IREN lève 3,65 milliards de dollars pour déployer l’IA de Microsoft
IREN sécurise un financement de 3,65 milliards de dollars noté A pour couvrir 96% des dépenses GPU liées à son contrat avec Microsoft.
L’ex-mineur de Bitcoin IREN vient de boucler l’un des financements les plus massifs jamais obtenus par une infrastructure crypto reconvertie dans l’IA. 3,65 milliards de dollars, notés A, pour alimenter un contrat stratégique avec Microsoft — un signal fort sur la convergence entre mining et intelligence artificielle.
Ce montage financier couvre 96% des dépenses GPU nécessaires à l’exécution du contrat. Derrière les chiffres, c’est toute une thèse d’investissement qui se confirme : les infrastructures issues du minage crypto deviennent des actifs de premier plan pour les géants de la tech.
Décryptage d’une opération qui redéfinit les frontières entre crypto-mining, cloud computing et financement institutionnel.
Un financement noté A : ce que ça change pour IREN
Obtenir une notation A sur un package de dette de cette envergure n’est pas anodin pour une société issue de l’univers du minage de cryptomonnaies. Cela signifie que les agences de notation considèrent le risque de crédit comme faible, ce qui permet à IREN d’accéder à des conditions d’emprunt nettement plus favorables que la moyenne du secteur.
Ce rating reflète directement la solidité du contrat sous-jacent avec Microsoft. Un engagement long terme d’un acteur de cette envergure agit comme une garantie implicite aux yeux des prêteurs institutionnels. Le contrat Microsoft devient ainsi le collatéral réel de toute l’opération, transformant une promesse commerciale en levier financier concret.
Pour IREN, l’enjeu dépasse le simple financement.
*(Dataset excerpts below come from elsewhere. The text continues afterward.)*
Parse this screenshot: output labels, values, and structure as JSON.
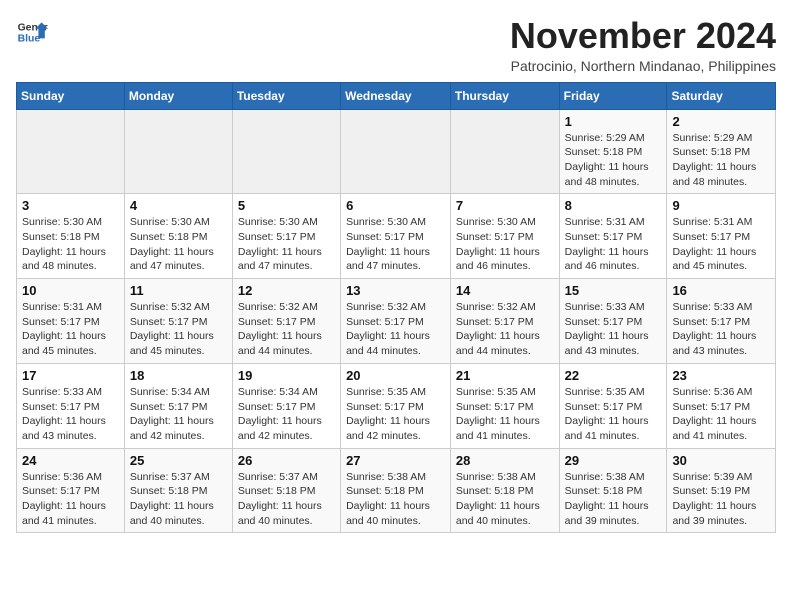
{
  "header": {
    "logo_general": "General",
    "logo_blue": "Blue",
    "month_title": "November 2024",
    "subtitle": "Patrocinio, Northern Mindanao, Philippines"
  },
  "days_of_week": [
    "Sunday",
    "Monday",
    "Tuesday",
    "Wednesday",
    "Thursday",
    "Friday",
    "Saturday"
  ],
  "weeks": [
    [
      {
        "day": "",
        "info": ""
      },
      {
        "day": "",
        "info": ""
      },
      {
        "day": "",
        "info": ""
      },
      {
        "day": "",
        "info": ""
      },
      {
        "day": "",
        "info": ""
      },
      {
        "day": "1",
        "info": "Sunrise: 5:29 AM\nSunset: 5:18 PM\nDaylight: 11 hours and 48 minutes."
      },
      {
        "day": "2",
        "info": "Sunrise: 5:29 AM\nSunset: 5:18 PM\nDaylight: 11 hours and 48 minutes."
      }
    ],
    [
      {
        "day": "3",
        "info": "Sunrise: 5:30 AM\nSunset: 5:18 PM\nDaylight: 11 hours and 48 minutes."
      },
      {
        "day": "4",
        "info": "Sunrise: 5:30 AM\nSunset: 5:18 PM\nDaylight: 11 hours and 47 minutes."
      },
      {
        "day": "5",
        "info": "Sunrise: 5:30 AM\nSunset: 5:17 PM\nDaylight: 11 hours and 47 minutes."
      },
      {
        "day": "6",
        "info": "Sunrise: 5:30 AM\nSunset: 5:17 PM\nDaylight: 11 hours and 47 minutes."
      },
      {
        "day": "7",
        "info": "Sunrise: 5:30 AM\nSunset: 5:17 PM\nDaylight: 11 hours and 46 minutes."
      },
      {
        "day": "8",
        "info": "Sunrise: 5:31 AM\nSunset: 5:17 PM\nDaylight: 11 hours and 46 minutes."
      },
      {
        "day": "9",
        "info": "Sunrise: 5:31 AM\nSunset: 5:17 PM\nDaylight: 11 hours and 45 minutes."
      }
    ],
    [
      {
        "day": "10",
        "info": "Sunrise: 5:31 AM\nSunset: 5:17 PM\nDaylight: 11 hours and 45 minutes."
      },
      {
        "day": "11",
        "info": "Sunrise: 5:32 AM\nSunset: 5:17 PM\nDaylight: 11 hours and 45 minutes."
      },
      {
        "day": "12",
        "info": "Sunrise: 5:32 AM\nSunset: 5:17 PM\nDaylight: 11 hours and 44 minutes."
      },
      {
        "day": "13",
        "info": "Sunrise: 5:32 AM\nSunset: 5:17 PM\nDaylight: 11 hours and 44 minutes."
      },
      {
        "day": "14",
        "info": "Sunrise: 5:32 AM\nSunset: 5:17 PM\nDaylight: 11 hours and 44 minutes."
      },
      {
        "day": "15",
        "info": "Sunrise: 5:33 AM\nSunset: 5:17 PM\nDaylight: 11 hours and 43 minutes."
      },
      {
        "day": "16",
        "info": "Sunrise: 5:33 AM\nSunset: 5:17 PM\nDaylight: 11 hours and 43 minutes."
      }
    ],
    [
      {
        "day": "17",
        "info": "Sunrise: 5:33 AM\nSunset: 5:17 PM\nDaylight: 11 hours and 43 minutes."
      },
      {
        "day": "18",
        "info": "Sunrise: 5:34 AM\nSunset: 5:17 PM\nDaylight: 11 hours and 42 minutes."
      },
      {
        "day": "19",
        "info": "Sunrise: 5:34 AM\nSunset: 5:17 PM\nDaylight: 11 hours and 42 minutes."
      },
      {
        "day": "20",
        "info": "Sunrise: 5:35 AM\nSunset: 5:17 PM\nDaylight: 11 hours and 42 minutes."
      },
      {
        "day": "21",
        "info": "Sunrise: 5:35 AM\nSunset: 5:17 PM\nDaylight: 11 hours and 41 minutes."
      },
      {
        "day": "22",
        "info": "Sunrise: 5:35 AM\nSunset: 5:17 PM\nDaylight: 11 hours and 41 minutes."
      },
      {
        "day": "23",
        "info": "Sunrise: 5:36 AM\nSunset: 5:17 PM\nDaylight: 11 hours and 41 minutes."
      }
    ],
    [
      {
        "day": "24",
        "info": "Sunrise: 5:36 AM\nSunset: 5:17 PM\nDaylight: 11 hours and 41 minutes."
      },
      {
        "day": "25",
        "info": "Sunrise: 5:37 AM\nSunset: 5:18 PM\nDaylight: 11 hours and 40 minutes."
      },
      {
        "day": "26",
        "info": "Sunrise: 5:37 AM\nSunset: 5:18 PM\nDaylight: 11 hours and 40 minutes."
      },
      {
        "day": "27",
        "info": "Sunrise: 5:38 AM\nSunset: 5:18 PM\nDaylight: 11 hours and 40 minutes."
      },
      {
        "day": "28",
        "info": "Sunrise: 5:38 AM\nSunset: 5:18 PM\nDaylight: 11 hours and 40 minutes."
      },
      {
        "day": "29",
        "info": "Sunrise: 5:38 AM\nSunset: 5:18 PM\nDaylight: 11 hours and 39 minutes."
      },
      {
        "day": "30",
        "info": "Sunrise: 5:39 AM\nSunset: 5:19 PM\nDaylight: 11 hours and 39 minutes."
      }
    ]
  ]
}
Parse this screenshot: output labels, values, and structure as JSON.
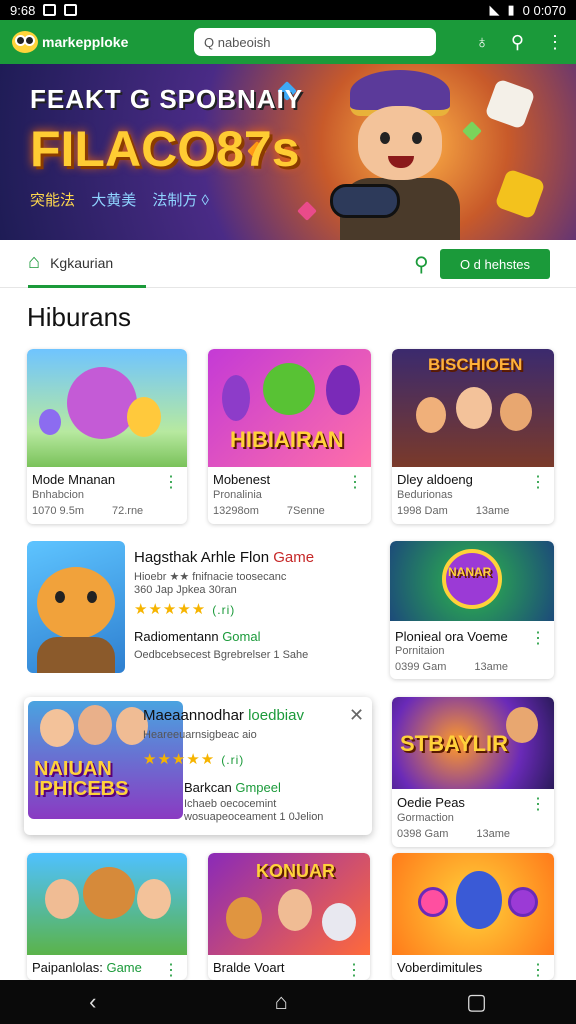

Cette notation positionne la société comme un acteur crédible de l’infrastructure IA, capable d’attirer des capitaux institutionnels là où d’autres entreprises du secteur peinent encore à convaincre au-delà des cercles crypto.
96% des GPU financés : l’ampleur d’un pivot stratégique
Le chiffre est éloquent : 96% des dépenses en GPU nécessaires à l’exécution du contrat Microsoft seront couvertes par ce seul package de dette. Concrètement, IREN n’aura besoin de mobiliser qu’une fraction marginale de ses fonds propres pour déployer l’infrastructure de calcul demandée par le géant de Redmond.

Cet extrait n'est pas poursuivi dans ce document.